Ne prenez pas un air triste

Chers amis, les chrétiens doivent-ils être de tristes sires, au visage grave, fermé, pour être de bons chrétiens ? Cela a pu être dit au sujet des protestants dont on pensait qu’ils ne se nourrissaient que de gâteaux secs, ce qui pouvait expliquer leur visage crispé. Toutefois, cela serait diamétralement opposé à l’attitude espérée par Jésus. Contrairement à l’idée reçue par certains, la vie chrétienne ne consiste pas en un chemin de souffrance qui permettrait de se conformer aux souffrances du Christ. Jésus l’exprime très clairement sous la plume de l’évangéliste Matthieu, au chapitre 6, versets 16 à 18.

16 Lorsque vous jeûnez, ne prenez pas un air triste, comme les hypocrites, qui se rendent le visage tout défait, pour montrer aux hommes qu’ils jeûnent. Je vous le dis en vérité, ils reçoivent leur récompense. 17 Mais quand tu jeûnes, parfume ta tête et lave ton visage, 18 afin de ne pas montrer aux hommes que tu jeûnes, mais à ton Père qui est là dans le lieu secret; et ton Père, qui voit dans le secret, te le rendra.

Ne prenez pas un air triste. Pour le dire avec les rabbins : c’est une grande mitsva, c’est un grand commandement, que d’être toujours dans la joie. La joie n’a rien de futile. Ce n’est pas quelque chose à réserver pour les moments dits profanes. La joie, toujours, tout le temps, sans exclusive. La vie spirituelle est une chose sérieuse, mais elle ne doit pas être exempte de joie. Si nous arborons un air triste, destiné à susciter la pitié chez ceux que nous côtoyons, alors il n’y a rien de plus antiévangélique. Il n’y a rien de plus contraire à l’Evangile que communiquer la tristesse autour de soi.

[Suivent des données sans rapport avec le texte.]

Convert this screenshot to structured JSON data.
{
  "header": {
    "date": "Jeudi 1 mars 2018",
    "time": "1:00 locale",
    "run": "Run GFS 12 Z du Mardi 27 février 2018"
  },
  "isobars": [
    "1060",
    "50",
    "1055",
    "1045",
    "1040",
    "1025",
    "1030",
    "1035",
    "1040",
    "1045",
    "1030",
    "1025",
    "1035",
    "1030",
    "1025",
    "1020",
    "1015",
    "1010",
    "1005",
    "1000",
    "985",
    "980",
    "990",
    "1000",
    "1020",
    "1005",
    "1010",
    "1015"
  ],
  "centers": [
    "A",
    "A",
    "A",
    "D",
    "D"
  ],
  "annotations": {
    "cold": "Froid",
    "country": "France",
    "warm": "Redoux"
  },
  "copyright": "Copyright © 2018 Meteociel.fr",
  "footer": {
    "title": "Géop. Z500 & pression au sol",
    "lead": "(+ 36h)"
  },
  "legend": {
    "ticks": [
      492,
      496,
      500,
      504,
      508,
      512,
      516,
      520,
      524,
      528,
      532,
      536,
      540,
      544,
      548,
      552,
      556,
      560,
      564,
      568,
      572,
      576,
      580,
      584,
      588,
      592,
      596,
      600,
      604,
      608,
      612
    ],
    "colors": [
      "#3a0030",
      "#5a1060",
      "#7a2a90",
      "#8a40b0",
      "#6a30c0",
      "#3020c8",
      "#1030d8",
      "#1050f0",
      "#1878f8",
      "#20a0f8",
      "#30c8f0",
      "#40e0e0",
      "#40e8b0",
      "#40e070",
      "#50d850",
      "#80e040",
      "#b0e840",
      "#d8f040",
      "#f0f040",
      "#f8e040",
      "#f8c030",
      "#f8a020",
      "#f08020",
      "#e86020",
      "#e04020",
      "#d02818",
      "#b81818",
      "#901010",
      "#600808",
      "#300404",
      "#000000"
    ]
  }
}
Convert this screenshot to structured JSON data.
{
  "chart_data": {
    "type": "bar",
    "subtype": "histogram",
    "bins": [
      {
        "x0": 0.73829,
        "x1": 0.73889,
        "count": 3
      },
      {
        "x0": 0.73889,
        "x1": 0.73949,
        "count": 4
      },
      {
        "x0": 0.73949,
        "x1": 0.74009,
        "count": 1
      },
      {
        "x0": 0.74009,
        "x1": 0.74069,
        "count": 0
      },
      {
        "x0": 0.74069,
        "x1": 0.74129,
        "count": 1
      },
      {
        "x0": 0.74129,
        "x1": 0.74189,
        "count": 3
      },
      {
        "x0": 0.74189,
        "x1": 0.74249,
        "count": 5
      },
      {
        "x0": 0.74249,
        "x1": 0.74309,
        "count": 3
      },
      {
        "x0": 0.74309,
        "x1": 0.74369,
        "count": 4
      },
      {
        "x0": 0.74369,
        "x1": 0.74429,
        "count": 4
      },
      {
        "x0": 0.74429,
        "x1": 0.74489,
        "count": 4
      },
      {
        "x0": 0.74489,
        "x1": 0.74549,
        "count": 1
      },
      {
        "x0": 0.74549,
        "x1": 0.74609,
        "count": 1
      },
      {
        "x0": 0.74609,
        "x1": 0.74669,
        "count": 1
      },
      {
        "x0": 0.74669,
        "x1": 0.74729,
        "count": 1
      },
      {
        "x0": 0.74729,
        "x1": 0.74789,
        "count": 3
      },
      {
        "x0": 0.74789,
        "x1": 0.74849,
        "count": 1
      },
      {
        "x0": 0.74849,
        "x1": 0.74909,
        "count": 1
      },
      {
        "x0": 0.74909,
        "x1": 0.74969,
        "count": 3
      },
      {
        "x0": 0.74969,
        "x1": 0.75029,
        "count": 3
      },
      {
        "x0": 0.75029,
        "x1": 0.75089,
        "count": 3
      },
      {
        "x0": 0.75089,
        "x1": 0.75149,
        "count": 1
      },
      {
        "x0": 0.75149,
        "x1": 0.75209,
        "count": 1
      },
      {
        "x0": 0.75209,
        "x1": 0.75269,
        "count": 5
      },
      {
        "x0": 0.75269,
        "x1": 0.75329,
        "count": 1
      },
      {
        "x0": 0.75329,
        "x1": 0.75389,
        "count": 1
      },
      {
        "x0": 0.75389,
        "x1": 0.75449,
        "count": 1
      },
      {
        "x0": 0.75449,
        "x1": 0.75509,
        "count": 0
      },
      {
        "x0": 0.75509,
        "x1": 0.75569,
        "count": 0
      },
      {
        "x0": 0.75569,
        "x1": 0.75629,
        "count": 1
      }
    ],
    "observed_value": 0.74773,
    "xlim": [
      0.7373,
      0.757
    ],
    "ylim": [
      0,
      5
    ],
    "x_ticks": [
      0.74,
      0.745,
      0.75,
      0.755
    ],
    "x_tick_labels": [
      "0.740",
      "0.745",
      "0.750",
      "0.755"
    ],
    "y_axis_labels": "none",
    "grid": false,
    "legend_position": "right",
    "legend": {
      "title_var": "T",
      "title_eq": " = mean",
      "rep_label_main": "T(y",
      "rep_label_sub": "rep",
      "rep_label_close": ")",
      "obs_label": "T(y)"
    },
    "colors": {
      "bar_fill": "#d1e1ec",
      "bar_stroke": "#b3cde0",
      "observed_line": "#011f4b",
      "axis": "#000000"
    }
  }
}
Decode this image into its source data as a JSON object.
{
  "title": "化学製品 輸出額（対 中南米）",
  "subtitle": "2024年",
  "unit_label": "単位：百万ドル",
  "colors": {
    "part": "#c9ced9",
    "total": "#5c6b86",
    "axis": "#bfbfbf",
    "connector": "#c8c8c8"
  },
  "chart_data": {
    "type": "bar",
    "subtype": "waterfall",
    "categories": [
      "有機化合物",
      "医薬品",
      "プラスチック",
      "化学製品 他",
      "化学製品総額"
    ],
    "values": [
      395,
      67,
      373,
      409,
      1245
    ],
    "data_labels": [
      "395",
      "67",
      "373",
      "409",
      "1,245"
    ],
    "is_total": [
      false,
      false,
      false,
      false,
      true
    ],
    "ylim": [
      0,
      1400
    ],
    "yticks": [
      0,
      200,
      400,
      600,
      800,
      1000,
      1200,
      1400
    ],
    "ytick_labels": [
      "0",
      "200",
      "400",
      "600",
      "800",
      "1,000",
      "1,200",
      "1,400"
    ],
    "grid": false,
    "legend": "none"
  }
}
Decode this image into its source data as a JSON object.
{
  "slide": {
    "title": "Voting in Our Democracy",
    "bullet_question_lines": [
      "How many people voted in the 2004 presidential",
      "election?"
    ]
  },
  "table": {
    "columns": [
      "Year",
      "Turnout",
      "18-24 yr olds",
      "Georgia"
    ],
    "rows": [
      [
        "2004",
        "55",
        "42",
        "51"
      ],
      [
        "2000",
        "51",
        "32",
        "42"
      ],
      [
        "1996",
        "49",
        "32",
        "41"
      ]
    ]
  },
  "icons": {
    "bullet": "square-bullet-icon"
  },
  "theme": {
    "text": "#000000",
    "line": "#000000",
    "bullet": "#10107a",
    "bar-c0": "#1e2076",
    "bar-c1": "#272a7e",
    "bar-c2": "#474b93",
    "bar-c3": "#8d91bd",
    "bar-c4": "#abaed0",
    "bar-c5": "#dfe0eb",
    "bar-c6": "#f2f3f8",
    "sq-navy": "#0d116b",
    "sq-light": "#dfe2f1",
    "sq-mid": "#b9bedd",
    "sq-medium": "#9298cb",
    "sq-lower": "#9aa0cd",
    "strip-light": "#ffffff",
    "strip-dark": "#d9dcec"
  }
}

D’un autre côté, vous me direz peut-être que Jésus joue un peu à l’hypocrite en nous demandant de ne pas prendre un air triste, de se mettre du parfum sur la tête… comme s’il fallait faire bonne figure et jouer la comédie, ce qu’est le sens du mot hypocrite… tenir un rôle, derrière un masque. Toutefois, ce que Jésus demande, ce n’est pas de faire semblant et de maquiller la vérité. Ne pas prendre un air triste, c’est, justement, ne pas se parer du moindre artifice. Quant à se laver le visage, c’est retirer tout ce qui pourrait rendre les apparences trompeuses. Ce que Jésus nous demande, c’est d’être soi, vraiment soi, sans fard, sans poudre.

Comprenons bien que le jeûne ou toute autre action à caractère religieux ne doit pas nous éloigner de nous, mais, au contraire, nous permettre d’être un peu plus celui que nous devenons, pour le dire avec André Gide. Toute religion qui ferait écran entre ce que nous sommes et ce que nous sommes appelés à devenir, est à bannir. Toute morale, toute idéologie, toute forme de vie qui nous retiendrait de nous épanouir est à bannir. Si tu jeûnes, si tu communies, si tu pries, si tu vas au culte, au travail, au lycée, au musée, chez ton médecin, à la plage ou au cimetière, ne prends pas un air de composition, ne cherche pas à tenir un rôle. Sois vrai et pare-toi comme tu le fais chaque jour, en mettant cette note de parfum sur ta tête, ce qui exalte ta personnalité, ce qui met en valeur ton caractère.

Ce que tu fais, fais-le parce que c’est juste et bon. Ne le fais pas pour te faire remarquer : tu serais pitoyable. Agis, non par calcul, mais parce que tu vas accomplir un bien absolu.

Et alors tu auras ta récompense. Tu profiteras des bienfaits du jeûne ou de ta lecture, de ton travail, de ton séjour, de ce que tu auras fait. Tu ne te seras pas arrêté dès le premier compliment venu, mais tu seras allé au bout de ton engagement que nul autre que toi connaît. Tu auras pu aller plus loin que ce que les convenances imposent. Tu auras fait, aujourd’hui et les jours à venir, quelques pas de plus vers toi-même.